Meski demikian, pihaknya tetap optimistis pemasangan dapat dirampungkan pada hari yang sama.
“Targetnya hari ini selesai, harusnya udah naik cuman karena cuaca hujan kita nunggu reda pemasangannya. Mudah-mudahan hari ini selesai, besok finishing,” kata dia.
Dengan demikian, proses finishing termasuk pengecekan struktural dan estetika ornamen diperkirakan dilakukan sehari setelahnya.
Kujang sebagai Identitas Budaya Sunda
Pemilihan kujang sebagai ornamen puncak Tugu Pancakarsa bukan tanpa alasan. Kujang dikenal sebagai salah satu simbol budaya Sunda dan memiliki kedekatan historis dengan Bogor.
Eko juga menegaskan, elemen ini dipilih karena melambangkan identitas masyarakat Sunda yang hidup dan berkembang di wilayah tersebut.
“Yang jelas kujang merupakan ciri khas Sunda. Bogor diganti dengan kujang maka di situlah kita pakai kujang. Kebetulan kujang sendiri belum ada di Kabupaten Bogor sebagai senjatanya Prabu Siliwangi, makanya hari ini kita pasang di Tugu Pancakarsa,” paparnya.
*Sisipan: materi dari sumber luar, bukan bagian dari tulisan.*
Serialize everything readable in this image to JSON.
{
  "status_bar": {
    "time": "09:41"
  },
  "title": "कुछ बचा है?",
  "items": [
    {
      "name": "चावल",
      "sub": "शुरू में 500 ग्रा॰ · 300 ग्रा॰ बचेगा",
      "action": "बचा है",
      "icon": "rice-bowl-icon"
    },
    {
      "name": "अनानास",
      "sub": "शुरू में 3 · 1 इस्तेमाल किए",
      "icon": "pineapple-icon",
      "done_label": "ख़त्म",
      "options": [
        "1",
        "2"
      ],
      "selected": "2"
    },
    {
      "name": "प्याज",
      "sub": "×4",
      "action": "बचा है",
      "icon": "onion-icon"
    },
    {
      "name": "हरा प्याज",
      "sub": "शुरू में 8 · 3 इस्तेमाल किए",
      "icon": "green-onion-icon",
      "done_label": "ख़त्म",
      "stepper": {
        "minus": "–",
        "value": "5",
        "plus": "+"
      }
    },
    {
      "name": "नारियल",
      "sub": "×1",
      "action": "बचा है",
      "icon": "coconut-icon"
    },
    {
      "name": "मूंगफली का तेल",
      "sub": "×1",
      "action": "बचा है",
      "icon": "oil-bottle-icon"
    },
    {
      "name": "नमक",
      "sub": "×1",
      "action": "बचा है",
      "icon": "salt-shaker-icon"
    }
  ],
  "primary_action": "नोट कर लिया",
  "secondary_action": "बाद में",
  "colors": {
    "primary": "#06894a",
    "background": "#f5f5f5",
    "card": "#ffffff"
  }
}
Melalui pemasangan ornamen kujang, Pemkab Bogor berharap Tugu Pancakarsa tidak hanya menjadi landmark visual, tetapi juga menjadi simbol kebanggaan yang merefleksikan nilai budaya lokal.
Selain dipilih sebagai simbol budaya, penempatan ornamen kujang juga diperhatikan dengan cermat.
Arah pemasangan kujang ditujukan ke lokasi-lokasi strategis agar dapat dilihat dengan jelas oleh masyarakat maupun pengendara yang melintas.
“Nanti bisa terlihat ke tol Jakarta menuju Bogor maupun Bogor menuju Jakarta, dan ujungnya nanti mengarah ke Masjid Raya Nurul Wathon Pakansari,” ucap dia.
Tak hanya menambahkan ornamen kujang, Pemkab Bogor turut melakukan penyempurnaan pada elemen-elemen pendukung yang sebelumnya sempat tidak berfungsi.
Elemen seperti pencahayaan dan air mancur menjadi fokus dalam penyelesaian tahap akhir agar tampilan tugu lebih hidup terutama pada malam hari.
Lampu-lampu yang sebelumnya tidak berfungsi akan dinyalakan kembali, begitu pula air mancur yang sempat mati akan diaktifkan lagi.